30 July 2010
Graphene stress produces gigantic pseudo-magnetic fields
by Kate Melville
Researchers have reported the creation of pseudo-magnetic fields far stronger than the strongest magnetic fields ever sustained in a laboratory - just by putting the right kind of strain onto a patch of graphene (a sheet made from a single layer of carbon atoms). The finding, reported in Science, adds to graphene's growing list of experimental surprises.
"We have shown experimentally that when graphene is stretched to form nanobubbles on a platinum substrate, electrons behave as if they were subject to magnetic fields in excess of 300 tesla, even though no magnetic field has actually been applied," says Michael Crommie, from Berkeley National Laboratory. "This is a completely new physical effect that has no counterpart in any other condensed matter system."
Previously, it was difficult to sustain tremendously strong magnetic fields in a laboratory setting. The current record is 85 tesla for a field that lasts only thousandths of a second. When stronger fields are created, the magnets blow themselves apart.
The ability to make electrons behave as if they were in magnetic fields of 300 tesla or more - just by stretching graphene - offers a new window on fundamental science made possible by graphene's electronic behavior, which is unlike any other material's.
Crommie explained that a carbon atom has four valence electrons; in graphene, three electrons bond in a plane with their neighbors to form a strong hexagonal pattern, like chicken-wire. The fourth electron sticks up out of the plane and is free to hop from one atom to the next. These electrons (known as pi-bond electrons) act as if they have no mass at all and can move at almost one percent of the speed of light.
The idea that a deformation of graphene might lead to the appearance of a pseudo-magnetic field first arose even before graphene sheets had been isolated, in the context of carbon nanotubes (which are simply rolled-up graphene). In early 2010, theorist Francisco Guinea of the Institute of Materials Science of Madrid developed these ideas and predicted that if graphene could be stretched along its three main crystallographic directions, it would effectively act as though it were placed in a uniform magnetic field. This is because strain changes the bond lengths between atoms and affects the way electrons move between them. The pseudo-magnetic field would reveal itself through its effects on electron orbits.
Describing the discovery, Crommie says, "We had the benefit of a remarkable stroke of serendipity." Crommie's research group had been using a scanning tunneling microscope to study graphene monolayers grown on a platinum substrate. A scanning tunneling microscope works by using a sharp needle probe that skims along the surface of a material to measure minute changes in electrical current, revealing the density of electron states at each point in the scan while building an image of the surface.
Crommie was meeting with a visiting theorist from Boston University, Antonio Castro Neto, about a completely different topic when a research team member came into his office with the latest data. "It showed nanobubbles, little pyramid-like protrusions, in a patch of graphene on the platinum surface," Crommie says, "and associated with the graphene nanobubbles there were distinct peaks in the density of electron states." Crommie says his visitor, Castro Neto, took one look and said, "That looks like the Landau levels [where constructive interference occurs in an orbiting electron's quantum wave function] predicted for strained graphene."
Sure enough, close examination of the triangular bubbles revealed that their chicken-wire lattice had been stretched precisely along the three axes needed to induce the strain orientation that Guinea had predicted would give rise to pseudo-magnetic fields.
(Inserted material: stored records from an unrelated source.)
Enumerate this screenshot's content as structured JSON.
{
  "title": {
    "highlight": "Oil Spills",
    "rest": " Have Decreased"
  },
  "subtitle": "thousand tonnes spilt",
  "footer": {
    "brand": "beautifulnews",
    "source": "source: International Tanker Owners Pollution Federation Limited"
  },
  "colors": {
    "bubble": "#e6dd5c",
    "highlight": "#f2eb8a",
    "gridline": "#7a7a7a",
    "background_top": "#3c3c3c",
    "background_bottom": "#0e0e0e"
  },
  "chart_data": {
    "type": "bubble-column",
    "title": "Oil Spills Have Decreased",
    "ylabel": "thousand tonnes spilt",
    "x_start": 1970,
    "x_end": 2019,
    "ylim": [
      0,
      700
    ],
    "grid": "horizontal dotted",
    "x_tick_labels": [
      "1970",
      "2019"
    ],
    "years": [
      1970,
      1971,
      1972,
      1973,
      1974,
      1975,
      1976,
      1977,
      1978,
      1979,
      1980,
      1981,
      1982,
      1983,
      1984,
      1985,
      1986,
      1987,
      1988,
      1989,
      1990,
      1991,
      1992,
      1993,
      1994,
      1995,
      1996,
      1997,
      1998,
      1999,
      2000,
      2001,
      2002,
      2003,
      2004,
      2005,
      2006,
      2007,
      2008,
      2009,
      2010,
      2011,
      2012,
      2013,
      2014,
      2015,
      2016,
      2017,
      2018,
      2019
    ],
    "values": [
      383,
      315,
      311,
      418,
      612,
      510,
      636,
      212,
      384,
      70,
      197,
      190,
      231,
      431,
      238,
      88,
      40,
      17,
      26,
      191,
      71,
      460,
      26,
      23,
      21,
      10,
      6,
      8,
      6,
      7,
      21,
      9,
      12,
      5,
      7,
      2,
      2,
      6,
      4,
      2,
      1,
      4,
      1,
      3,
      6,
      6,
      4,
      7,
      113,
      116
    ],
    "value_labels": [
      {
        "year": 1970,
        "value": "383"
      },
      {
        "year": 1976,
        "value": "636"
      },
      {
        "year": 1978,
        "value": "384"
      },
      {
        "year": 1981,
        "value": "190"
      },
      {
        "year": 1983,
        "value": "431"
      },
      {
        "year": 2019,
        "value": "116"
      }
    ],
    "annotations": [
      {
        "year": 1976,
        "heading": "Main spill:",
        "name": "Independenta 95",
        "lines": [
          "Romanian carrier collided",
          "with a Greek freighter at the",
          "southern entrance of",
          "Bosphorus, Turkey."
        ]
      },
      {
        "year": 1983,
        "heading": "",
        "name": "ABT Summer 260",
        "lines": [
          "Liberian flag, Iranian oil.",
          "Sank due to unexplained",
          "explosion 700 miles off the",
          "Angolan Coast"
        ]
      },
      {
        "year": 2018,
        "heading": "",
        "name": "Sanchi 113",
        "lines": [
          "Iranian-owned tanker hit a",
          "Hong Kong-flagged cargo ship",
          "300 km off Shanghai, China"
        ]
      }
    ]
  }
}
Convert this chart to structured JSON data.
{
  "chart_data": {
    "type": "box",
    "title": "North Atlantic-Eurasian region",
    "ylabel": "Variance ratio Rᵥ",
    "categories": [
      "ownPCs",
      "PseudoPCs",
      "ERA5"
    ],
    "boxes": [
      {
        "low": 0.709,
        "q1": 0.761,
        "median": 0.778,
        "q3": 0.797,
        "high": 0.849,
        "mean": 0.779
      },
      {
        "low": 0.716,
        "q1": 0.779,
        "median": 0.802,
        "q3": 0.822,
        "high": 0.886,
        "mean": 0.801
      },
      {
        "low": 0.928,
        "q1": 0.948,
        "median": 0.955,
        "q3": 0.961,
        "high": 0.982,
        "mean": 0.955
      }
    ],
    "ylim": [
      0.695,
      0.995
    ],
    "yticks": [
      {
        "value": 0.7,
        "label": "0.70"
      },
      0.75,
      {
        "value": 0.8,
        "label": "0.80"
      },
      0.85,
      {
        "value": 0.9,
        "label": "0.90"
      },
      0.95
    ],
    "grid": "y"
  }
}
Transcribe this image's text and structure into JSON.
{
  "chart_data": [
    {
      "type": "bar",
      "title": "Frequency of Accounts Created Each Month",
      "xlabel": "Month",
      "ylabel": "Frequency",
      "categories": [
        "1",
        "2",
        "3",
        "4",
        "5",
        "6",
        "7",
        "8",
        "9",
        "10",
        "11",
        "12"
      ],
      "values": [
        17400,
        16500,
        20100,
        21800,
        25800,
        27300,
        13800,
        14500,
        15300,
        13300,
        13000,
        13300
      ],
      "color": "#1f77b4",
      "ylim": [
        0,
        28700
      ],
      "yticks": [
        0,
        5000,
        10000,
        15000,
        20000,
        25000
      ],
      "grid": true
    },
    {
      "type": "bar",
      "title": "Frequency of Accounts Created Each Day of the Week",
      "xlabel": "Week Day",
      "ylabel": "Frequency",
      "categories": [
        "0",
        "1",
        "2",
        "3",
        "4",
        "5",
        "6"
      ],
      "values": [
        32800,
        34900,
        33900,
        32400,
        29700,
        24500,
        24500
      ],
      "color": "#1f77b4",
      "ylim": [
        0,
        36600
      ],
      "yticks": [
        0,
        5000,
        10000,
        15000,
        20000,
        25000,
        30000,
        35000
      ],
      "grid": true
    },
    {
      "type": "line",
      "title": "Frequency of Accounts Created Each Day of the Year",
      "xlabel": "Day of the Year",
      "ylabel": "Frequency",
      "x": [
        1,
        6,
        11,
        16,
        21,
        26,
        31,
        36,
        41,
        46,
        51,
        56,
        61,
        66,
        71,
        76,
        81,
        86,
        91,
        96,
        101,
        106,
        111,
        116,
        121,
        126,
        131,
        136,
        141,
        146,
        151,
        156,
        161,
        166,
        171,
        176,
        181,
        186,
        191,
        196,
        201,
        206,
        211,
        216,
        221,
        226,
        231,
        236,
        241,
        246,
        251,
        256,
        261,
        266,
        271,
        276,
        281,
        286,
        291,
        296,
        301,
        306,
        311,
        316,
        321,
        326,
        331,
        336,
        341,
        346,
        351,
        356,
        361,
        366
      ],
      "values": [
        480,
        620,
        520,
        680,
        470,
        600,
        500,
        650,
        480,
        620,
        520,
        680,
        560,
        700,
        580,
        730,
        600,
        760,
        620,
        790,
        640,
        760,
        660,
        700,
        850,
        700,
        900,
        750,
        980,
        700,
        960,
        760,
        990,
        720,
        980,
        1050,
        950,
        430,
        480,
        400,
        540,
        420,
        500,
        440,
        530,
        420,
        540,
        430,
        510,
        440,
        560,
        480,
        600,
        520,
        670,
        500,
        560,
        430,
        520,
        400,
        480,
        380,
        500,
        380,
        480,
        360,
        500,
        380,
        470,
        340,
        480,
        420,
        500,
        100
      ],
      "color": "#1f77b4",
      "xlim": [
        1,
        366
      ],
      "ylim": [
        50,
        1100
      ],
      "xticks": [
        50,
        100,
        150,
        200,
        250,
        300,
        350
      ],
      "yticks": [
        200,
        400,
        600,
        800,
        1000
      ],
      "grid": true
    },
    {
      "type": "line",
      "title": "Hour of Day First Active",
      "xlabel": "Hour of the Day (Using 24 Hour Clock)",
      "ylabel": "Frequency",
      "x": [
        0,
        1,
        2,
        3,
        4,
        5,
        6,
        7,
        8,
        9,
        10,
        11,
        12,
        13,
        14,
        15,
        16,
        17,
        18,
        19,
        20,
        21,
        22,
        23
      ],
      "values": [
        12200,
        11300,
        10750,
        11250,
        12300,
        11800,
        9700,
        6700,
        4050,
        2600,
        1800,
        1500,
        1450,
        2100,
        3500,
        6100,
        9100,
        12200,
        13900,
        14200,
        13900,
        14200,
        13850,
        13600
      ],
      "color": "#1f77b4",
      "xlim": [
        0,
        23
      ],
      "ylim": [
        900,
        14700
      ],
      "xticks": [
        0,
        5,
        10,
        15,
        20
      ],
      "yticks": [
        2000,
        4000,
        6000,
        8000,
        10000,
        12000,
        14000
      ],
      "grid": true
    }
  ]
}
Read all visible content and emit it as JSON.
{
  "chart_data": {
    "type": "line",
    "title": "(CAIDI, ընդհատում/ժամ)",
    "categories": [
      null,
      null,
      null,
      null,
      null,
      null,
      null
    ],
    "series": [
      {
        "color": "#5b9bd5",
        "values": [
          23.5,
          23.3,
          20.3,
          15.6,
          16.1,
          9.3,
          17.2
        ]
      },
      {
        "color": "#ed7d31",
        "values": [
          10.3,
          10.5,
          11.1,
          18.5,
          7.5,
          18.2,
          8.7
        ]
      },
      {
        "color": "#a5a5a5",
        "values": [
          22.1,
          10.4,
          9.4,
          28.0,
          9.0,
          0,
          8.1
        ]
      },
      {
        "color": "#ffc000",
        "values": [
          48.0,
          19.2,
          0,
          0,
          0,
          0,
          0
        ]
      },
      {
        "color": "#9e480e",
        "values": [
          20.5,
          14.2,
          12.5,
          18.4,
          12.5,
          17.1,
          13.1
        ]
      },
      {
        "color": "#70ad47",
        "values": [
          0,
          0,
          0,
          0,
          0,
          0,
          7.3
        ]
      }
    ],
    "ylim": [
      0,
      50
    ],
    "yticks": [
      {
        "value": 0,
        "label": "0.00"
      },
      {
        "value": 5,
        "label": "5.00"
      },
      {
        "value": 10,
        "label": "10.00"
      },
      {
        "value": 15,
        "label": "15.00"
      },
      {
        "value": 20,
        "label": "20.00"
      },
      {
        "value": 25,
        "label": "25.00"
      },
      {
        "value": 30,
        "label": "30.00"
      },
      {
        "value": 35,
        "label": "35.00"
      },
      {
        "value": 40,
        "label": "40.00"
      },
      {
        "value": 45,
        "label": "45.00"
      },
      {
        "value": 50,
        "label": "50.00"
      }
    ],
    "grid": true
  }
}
The greater the curvature of the bubbles, the greater the strain, and the greater the strength of the pseudo-magnetic field. The increased density of electron states revealed by scanning tunneling spectroscopy corresponded to Landau levels, in some cases indicating giant pseudo-magnetic fields of 300 tesla or more.
"Getting the right strain resulted from a combination of factors," Crommie says. "To grow graphene on the platinum we had exposed the platinum to ethylene and at high temperature the carbon atoms formed a sheet of graphene whose orientation was determined by the platinum's lattice structure."
To get the highest resolution from the scanning tunneling microscope, the system was then cooled to a few degrees above absolute zero. Both the graphene and the platinum contracted - but the platinum shrank more, with the result that excess graphene pushed up into bubbles, measuring four to 10 nanometers across and from a third to more than two nanometers high.
To confirm that the experimental observations were consistent with theoretical predictions, Castro Neto worked with Guinea to model a nanobubble typical of those found by the Crommie group. The resulting theoretical picture was a near-match to what the experimenters had observed: a strain-induced pseudo-magnetic field some 200 to 400 tesla strong in the regions of greatest strain, for nanobubbles of the correct size.
The opportunities for basic science with strain engineering are huge, says Crommie. "Controlling where electrons live and how they move is an essential feature of all electronic devices. New types of control allow us to create new devices, and so our demonstration of strain engineering in graphene provides an entirely new way for mechanically controlling electronic structure in graphene. The effect is so strong that we could do it at room temperature."